Tra il guidatore e il mezzo si instaura un rapporto di parità, di uno a uno, così il motore parla e si confida con chi siede dietro al volante e lui solo riesce a dare senso ai vagiti e agli stridii dei pistoni.
Cabine, rimorchi e cassoni letteralmente affrescati: paiono dei templi, delle moschee o delle chiese viaggianti. S’incontrano elefanti sacri impressi su combinazioni di colori poco probabili, pavoni dalle piume di diamante, Visnù benedicenti, immagini di una Madonna adorante e lieta, colombe bianche e Gesù quasi rinascimentali.
I musulmani, d’altro canto, rispondono con decorazioni geometriche e perfette, però ciò che attira maggiormente l’attenzione sono le frasi dai caratteri più disparati: “Allah is great” si legge su un Bedford pachistano.

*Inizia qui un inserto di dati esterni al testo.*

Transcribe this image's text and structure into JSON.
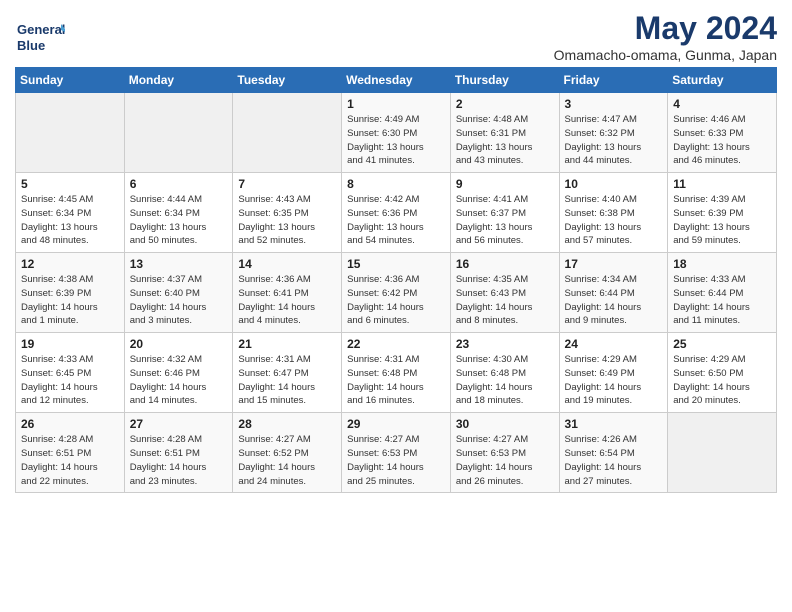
{
  "header": {
    "logo_line1": "General",
    "logo_line2": "Blue",
    "month_year": "May 2024",
    "location": "Omamacho-omama, Gunma, Japan"
  },
  "weekdays": [
    "Sunday",
    "Monday",
    "Tuesday",
    "Wednesday",
    "Thursday",
    "Friday",
    "Saturday"
  ],
  "weeks": [
    [
      {
        "day": "",
        "info": ""
      },
      {
        "day": "",
        "info": ""
      },
      {
        "day": "",
        "info": ""
      },
      {
        "day": "1",
        "info": "Sunrise: 4:49 AM\nSunset: 6:30 PM\nDaylight: 13 hours\nand 41 minutes."
      },
      {
        "day": "2",
        "info": "Sunrise: 4:48 AM\nSunset: 6:31 PM\nDaylight: 13 hours\nand 43 minutes."
      },
      {
        "day": "3",
        "info": "Sunrise: 4:47 AM\nSunset: 6:32 PM\nDaylight: 13 hours\nand 44 minutes."
      },
      {
        "day": "4",
        "info": "Sunrise: 4:46 AM\nSunset: 6:33 PM\nDaylight: 13 hours\nand 46 minutes."
      }
    ],
    [
      {
        "day": "5",
        "info": "Sunrise: 4:45 AM\nSunset: 6:34 PM\nDaylight: 13 hours\nand 48 minutes."
      },
      {
        "day": "6",
        "info": "Sunrise: 4:44 AM\nSunset: 6:34 PM\nDaylight: 13 hours\nand 50 minutes."
      },
      {
        "day": "7",
        "info": "Sunrise: 4:43 AM\nSunset: 6:35 PM\nDaylight: 13 hours\nand 52 minutes."
      },
      {
        "day": "8",
        "info": "Sunrise: 4:42 AM\nSunset: 6:36 PM\nDaylight: 13 hours\nand 54 minutes."
      },
      {
        "day": "9",
        "info": "Sunrise: 4:41 AM\nSunset: 6:37 PM\nDaylight: 13 hours\nand 56 minutes."
      },
      {
        "day": "10",
        "info": "Sunrise: 4:40 AM\nSunset: 6:38 PM\nDaylight: 13 hours\nand 57 minutes."
      },
      {
        "day": "11",
        "info": "Sunrise: 4:39 AM\nSunset: 6:39 PM\nDaylight: 13 hours\nand 59 minutes."
      }
    ],
    [
      {
        "day": "12",
        "info": "Sunrise: 4:38 AM\nSunset: 6:39 PM\nDaylight: 14 hours\nand 1 minute."
      },
      {
        "day": "13",
        "info": "Sunrise: 4:37 AM\nSunset: 6:40 PM\nDaylight: 14 hours\nand 3 minutes."
      },
      {
        "day": "14",
        "info": "Sunrise: 4:36 AM\nSunset: 6:41 PM\nDaylight: 14 hours\nand 4 minutes."
      },
      {
        "day": "15",
        "info": "Sunrise: 4:36 AM\nSunset: 6:42 PM\nDaylight: 14 hours\nand 6 minutes."
      },
      {
        "day": "16",
        "info": "Sunrise: 4:35 AM\nSunset: 6:43 PM\nDaylight: 14 hours\nand 8 minutes."
      },
      {
        "day": "17",
        "info": "Sunrise: 4:34 AM\nSunset: 6:44 PM\nDaylight: 14 hours\nand 9 minutes."
      },
      {
        "day": "18",
        "info": "Sunrise: 4:33 AM\nSunset: 6:44 PM\nDaylight: 14 hours\nand 11 minutes."
      }
    ],
    [
      {
        "day": "19",
        "info": "Sunrise: 4:33 AM\nSunset: 6:45 PM\nDaylight: 14 hours\nand 12 minutes."
      },
      {
        "day": "20",
        "info": "Sunrise: 4:32 AM\nSunset: 6:46 PM\nDaylight: 14 hours\nand 14 minutes."
      },
      {
        "day": "21",
        "info": "Sunrise: 4:31 AM\nSunset: 6:47 PM\nDaylight: 14 hours\nand 15 minutes."
      },
      {
        "day": "22",
        "info": "Sunrise: 4:31 AM\nSunset: 6:48 PM\nDaylight: 14 hours\nand 16 minutes."
      },
      {
        "day": "23",
        "info": "Sunrise: 4:30 AM\nSunset: 6:48 PM\nDaylight: 14 hours\nand 18 minutes."
      },
      {
        "day": "24",
        "info": "Sunrise: 4:29 AM\nSunset: 6:49 PM\nDaylight: 14 hours\nand 19 minutes."
      },
      {
        "day": "25",
        "info": "Sunrise: 4:29 AM\nSunset: 6:50 PM\nDaylight: 14 hours\nand 20 minutes."
      }
    ],
    [
      {
        "day": "26",
        "info": "Sunrise: 4:28 AM\nSunset: 6:51 PM\nDaylight: 14 hours\nand 22 minutes."
      },
      {
        "day": "27",
        "info": "Sunrise: 4:28 AM\nSunset: 6:51 PM\nDaylight: 14 hours\nand 23 minutes."
      },
      {
        "day": "28",
        "info": "Sunrise: 4:27 AM\nSunset: 6:52 PM\nDaylight: 14 hours\nand 24 minutes."
      },
      {
        "day": "29",
        "info": "Sunrise: 4:27 AM\nSunset: 6:53 PM\nDaylight: 14 hours\nand 25 minutes."
      },
      {
        "day": "30",
        "info": "Sunrise: 4:27 AM\nSunset: 6:53 PM\nDaylight: 14 hours\nand 26 minutes."
      },
      {
        "day": "31",
        "info": "Sunrise: 4:26 AM\nSunset: 6:54 PM\nDaylight: 14 hours\nand 27 minutes."
      },
      {
        "day": "",
        "info": ""
      }
    ]
  ]
}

Per questo mezzo in particolare, gli amici battenti bandiera verde e bianca, hanno una divina predilezione. Non importa che abbia più di cinquant’ anni: il motore si rifà, gli ammortizzatori si possono sostituire all’infinito così come i freni. Un eterno bambino d’acciaio che passa in eredità dal padre al figlio.

Su ciascun camion non manca la solita raccomandazione: “Suona il clacson!”
Su tutti campeggiano i loghi di Mercedes-Benz e Audi opportunamente orientalizzati, ossia ridisegnati alla maniera indiana. Mi piace.
I Tata e gli Ashok-Leyland indiani, allestiti da apposite officine, le quali costruiscono tutto a mano, partendo dal pianale nudo e che hanno nomi che sono tutto un programma come “Gill truck body works Samana” e “Itbb Indore”, godono di cabine illuminate da led coloratissimi: moderni mosaici bizantini in movimento. Non mancano mai altari su cui accendere gli incensi: onnipresenti, si trovano a fianco al posto di guida. Chilometri percorsi in odor di santità?

Questa commistione di sacro, lavoro e profano mi fa guardare a Oriente con speranza: l’Occidente non è riuscito ancora a masticare la zona del mondo che sto dipingendo.
Una fessura, una via d’uscita che irradia luce di fede mentre gocce d’olio zampillano da motori stanchi dei Jingle trucks parcheggiati. Jingle trucks: così si chiamano. Bello, tutto sommato,no?
Intanto, giro la chiave della mia piccola Panda e lascio scaldare il motore, ritrovandomi nel mio garage.